Pair Corralation between Japan Asia and Strategic Investments
Assuming the 90 days horizon Japan Asia Investment is expected to generate 0.36 times more return on investment than Strategic Investments. However, Japan Asia Investment is 2.79 times less risky than Strategic Investments. It trades about -0.04 of its potential returns per unit of risk. Strategic Investments AS is currently generating about -0.03 per unit of risk. If you would invest 136.00 in Japan Asia Investment on September 12, 2024 and sell it today you would lose (6.00) from holding Japan Asia Investment or give up 4.41% of portfolio value over 90 days.
Time Period | 3 Months [change] |
Direction | Moves Against |
Strength | Insignificant |
Accuracy | 100.0% |
Values | Daily Returns |
Japan Asia Investment vs.
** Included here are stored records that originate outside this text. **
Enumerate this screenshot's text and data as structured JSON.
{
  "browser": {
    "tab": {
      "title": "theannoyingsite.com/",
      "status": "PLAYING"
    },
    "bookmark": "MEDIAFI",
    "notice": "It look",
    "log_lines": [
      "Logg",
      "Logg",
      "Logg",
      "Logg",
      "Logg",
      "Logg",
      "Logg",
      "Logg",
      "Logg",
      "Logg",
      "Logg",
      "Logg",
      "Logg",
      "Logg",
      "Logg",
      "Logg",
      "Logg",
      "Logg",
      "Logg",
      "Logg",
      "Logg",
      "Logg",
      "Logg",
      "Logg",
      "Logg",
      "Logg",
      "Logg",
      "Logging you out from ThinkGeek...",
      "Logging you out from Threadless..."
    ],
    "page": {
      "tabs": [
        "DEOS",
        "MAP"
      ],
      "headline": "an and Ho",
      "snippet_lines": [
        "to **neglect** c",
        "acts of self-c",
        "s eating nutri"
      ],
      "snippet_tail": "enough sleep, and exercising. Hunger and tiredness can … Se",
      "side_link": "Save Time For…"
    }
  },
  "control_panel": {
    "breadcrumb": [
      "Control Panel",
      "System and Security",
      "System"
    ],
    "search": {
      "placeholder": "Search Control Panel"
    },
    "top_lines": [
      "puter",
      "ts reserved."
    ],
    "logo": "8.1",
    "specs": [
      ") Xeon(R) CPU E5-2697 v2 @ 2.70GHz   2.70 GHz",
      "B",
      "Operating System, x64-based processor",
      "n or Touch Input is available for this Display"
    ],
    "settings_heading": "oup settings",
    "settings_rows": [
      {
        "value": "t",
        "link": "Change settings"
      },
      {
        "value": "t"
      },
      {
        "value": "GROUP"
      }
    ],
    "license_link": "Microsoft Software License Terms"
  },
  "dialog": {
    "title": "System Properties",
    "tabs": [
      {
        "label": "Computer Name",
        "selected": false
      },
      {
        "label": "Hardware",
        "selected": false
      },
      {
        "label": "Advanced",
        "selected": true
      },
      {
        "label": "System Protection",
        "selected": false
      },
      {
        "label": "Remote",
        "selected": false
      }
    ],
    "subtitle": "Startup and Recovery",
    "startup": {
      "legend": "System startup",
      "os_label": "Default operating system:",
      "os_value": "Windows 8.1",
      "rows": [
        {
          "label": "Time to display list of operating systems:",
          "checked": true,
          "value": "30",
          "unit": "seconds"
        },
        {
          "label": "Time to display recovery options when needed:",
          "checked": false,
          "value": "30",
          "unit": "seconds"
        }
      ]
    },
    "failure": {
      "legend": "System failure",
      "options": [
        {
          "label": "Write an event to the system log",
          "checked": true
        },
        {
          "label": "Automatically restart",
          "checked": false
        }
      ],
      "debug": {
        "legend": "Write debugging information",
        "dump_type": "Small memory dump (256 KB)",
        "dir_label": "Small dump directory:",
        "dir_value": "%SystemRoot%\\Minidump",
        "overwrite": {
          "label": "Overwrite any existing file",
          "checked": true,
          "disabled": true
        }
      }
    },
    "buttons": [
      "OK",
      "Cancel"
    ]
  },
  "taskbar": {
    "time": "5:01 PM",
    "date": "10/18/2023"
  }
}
Strategic Investments AS
Performance |
Timeline |
Japan Asia Investment |
Strategic Investments |
Japan Asia and Strategic Investments Volatility Contrast
Predicted Return Density |
Returns |
Pair Trading with Japan Asia and Strategic Investments
The main advantage of trading using opposite Japan Asia and Strategic Investments positions is that it hedges away some unsystematic risk. Because of two separate transactions, even if Japan Asia position performs unexpectedly, Strategic Investments can make up some of the losses. Pair trading also minimizes risk from directional movements in the market. For example, if an entire industry or sector drops because of unexpected headlines, the short position in Strategic Investments will offset losses from the drop in Strategic Investments' long position.Japan Asia vs. Ameriprise Financial | Japan Asia vs. Ares Management Corp | Japan Asia vs. Superior Plus Corp | Japan Asia vs. SIVERS SEMICONDUCTORS AB |
Strategic Investments vs. Ameriprise Financial | Strategic Investments vs. Ares Management Corp | Strategic Investments vs. Superior Plus Corp | Strategic Investments vs. SIVERS SEMICONDUCTORS AB |
Check out your portfolio center.Note that this page's information should be used as a complementary analysis to find the right mix of equity instruments to add to your existing portfolios or create a brand new portfolio. You can also try the Global Correlations module to find global opportunities by holding instruments from different markets.